Instructions written for the person who has never been here before

Every station has a full prose onboarding sheet: step-by-step, written plainly, covering power sequence, basic settings, and how to leave the station for the next person. These instructions are the thing that survives steward turnover.

Honest about partial truth

The app does not normalize incomplete data into false completeness. Bass Station has no bass guitar assigned — the app says so plainly. The turntable signal chain is unverified — the app says that too. Empty states are honest: "No instrument currently assigned to this station." The room is a work in progress and the app reflects that, because pretending otherwise makes the app useless the moment someone relies on it.

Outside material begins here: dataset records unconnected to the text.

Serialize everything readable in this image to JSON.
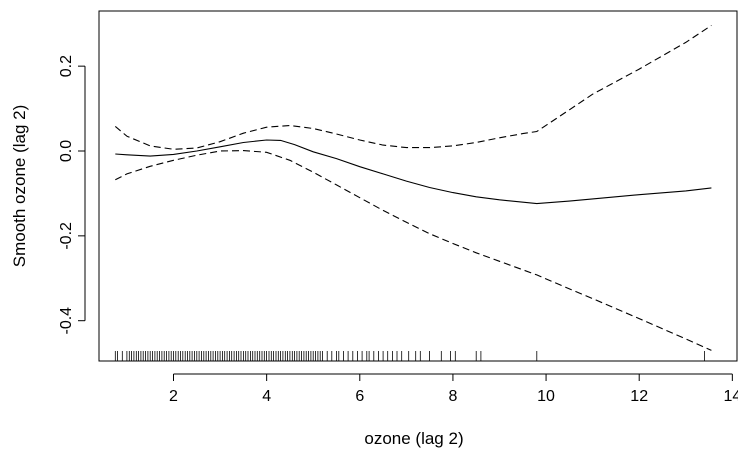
{
  "chart_data": {
    "type": "line",
    "title": "",
    "xlabel": "ozone (lag 2)",
    "ylabel": "Smooth ozone (lag 2)",
    "xlim": [
      0.4,
      14.1
    ],
    "ylim": [
      -0.495,
      0.33
    ],
    "xticks": [
      2,
      4,
      6,
      8,
      10,
      12,
      14
    ],
    "yticks": [
      -0.4,
      -0.2,
      0.0,
      0.2
    ],
    "ytick_labels": [
      "-0.4",
      "-0.2",
      "0.0",
      "0.2"
    ],
    "series": [
      {
        "style": "solid",
        "x": [
          0.75,
          1.0,
          1.5,
          2.0,
          2.5,
          3.0,
          3.5,
          4.0,
          4.3,
          4.6,
          5.0,
          5.5,
          6.0,
          6.5,
          7.0,
          7.5,
          8.0,
          8.5,
          9.0,
          9.8,
          10.5,
          11.0,
          12.0,
          13.0,
          13.55
        ],
        "y": [
          -0.007,
          -0.009,
          -0.012,
          -0.008,
          0.0,
          0.01,
          0.02,
          0.026,
          0.025,
          0.015,
          -0.002,
          -0.018,
          -0.037,
          -0.054,
          -0.071,
          -0.086,
          -0.098,
          -0.108,
          -0.115,
          -0.124,
          -0.118,
          -0.113,
          -0.103,
          -0.094,
          -0.087
        ]
      },
      {
        "style": "dashed",
        "x": [
          0.75,
          1.0,
          1.5,
          2.0,
          2.5,
          3.0,
          3.5,
          4.0,
          4.5,
          5.0,
          5.5,
          6.0,
          6.5,
          7.0,
          7.5,
          8.0,
          8.5,
          9.0,
          9.5,
          9.8,
          10.5,
          11.0,
          12.0,
          13.0,
          13.55
        ],
        "y": [
          0.058,
          0.035,
          0.012,
          0.004,
          0.007,
          0.022,
          0.042,
          0.056,
          0.06,
          0.053,
          0.04,
          0.026,
          0.014,
          0.008,
          0.008,
          0.012,
          0.02,
          0.031,
          0.041,
          0.046,
          0.097,
          0.134,
          0.193,
          0.256,
          0.296
        ]
      },
      {
        "style": "dashed",
        "x": [
          0.75,
          1.0,
          1.5,
          2.0,
          2.5,
          3.0,
          3.5,
          4.0,
          4.5,
          5.0,
          5.5,
          6.0,
          6.5,
          7.0,
          7.5,
          8.0,
          8.5,
          9.0,
          9.8,
          10.5,
          11.0,
          12.0,
          13.0,
          13.55
        ],
        "y": [
          -0.068,
          -0.054,
          -0.036,
          -0.022,
          -0.01,
          0.0,
          0.001,
          -0.003,
          -0.022,
          -0.05,
          -0.08,
          -0.11,
          -0.14,
          -0.168,
          -0.195,
          -0.218,
          -0.24,
          -0.26,
          -0.292,
          -0.325,
          -0.348,
          -0.395,
          -0.443,
          -0.47
        ]
      }
    ],
    "rug": [
      0.75,
      0.8,
      0.9,
      1.0,
      1.05,
      1.1,
      1.15,
      1.2,
      1.25,
      1.3,
      1.35,
      1.4,
      1.45,
      1.5,
      1.55,
      1.6,
      1.65,
      1.7,
      1.75,
      1.8,
      1.85,
      1.9,
      1.95,
      2.0,
      2.05,
      2.1,
      2.15,
      2.2,
      2.25,
      2.3,
      2.35,
      2.4,
      2.45,
      2.5,
      2.55,
      2.6,
      2.65,
      2.7,
      2.75,
      2.8,
      2.85,
      2.9,
      2.95,
      3.0,
      3.05,
      3.1,
      3.15,
      3.2,
      3.25,
      3.3,
      3.35,
      3.4,
      3.45,
      3.5,
      3.55,
      3.6,
      3.65,
      3.7,
      3.75,
      3.8,
      3.85,
      3.9,
      3.95,
      4.0,
      4.05,
      4.1,
      4.15,
      4.2,
      4.25,
      4.3,
      4.35,
      4.4,
      4.45,
      4.5,
      4.55,
      4.6,
      4.65,
      4.7,
      4.75,
      4.8,
      4.85,
      4.9,
      4.95,
      5.0,
      5.05,
      5.1,
      5.15,
      5.2,
      5.3,
      5.4,
      5.5,
      5.55,
      5.65,
      5.75,
      5.85,
      5.95,
      6.05,
      6.15,
      6.2,
      6.3,
      6.4,
      6.5,
      6.6,
      6.7,
      6.8,
      6.9,
      7.05,
      7.2,
      7.3,
      7.5,
      7.75,
      7.95,
      8.05,
      8.5,
      8.6,
      9.8,
      13.4
    ]
  }
}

Component architecture designed for reuse

Screens don't talk directly to the data. Helper functions — getStation, getGearForStation, getCablesForStation, getReadinessCount — sit between the data layer and the UI so new screens don't require new data logic. This is a prototype, but it's built as if it's going to grow.


Research Foundation

The Noisegiftland install is grounded in field research on real makerspace failure modes. High member turnover is endemic — spaces grow every month but lose members just as fast because people join without knowing what to do with the equipment and never find their footing. Volunteer burnout is the primary sustainability threat: the person who knows the most tends to carry the most, and when they leave, the knowledge leaves with them.

The music room inventory was seeded from the actual Noisebridge staging CSV, with stations posited to reflect the simplified, plug-and-play goal the Music Guild is working toward: two guitar stations, bass, electronic drums, recording, DJ, keyboard, Hammond, and PA. Each station fully configured, cabled, and documented.


Design Principle

The room has a lot of knowledge in it. Most of it is in people's heads. The app's job is to move that knowledge from heads to hardware — attached to the physical thing it describes, readable by anyone who walks in, and still there after the person who knew it moves on.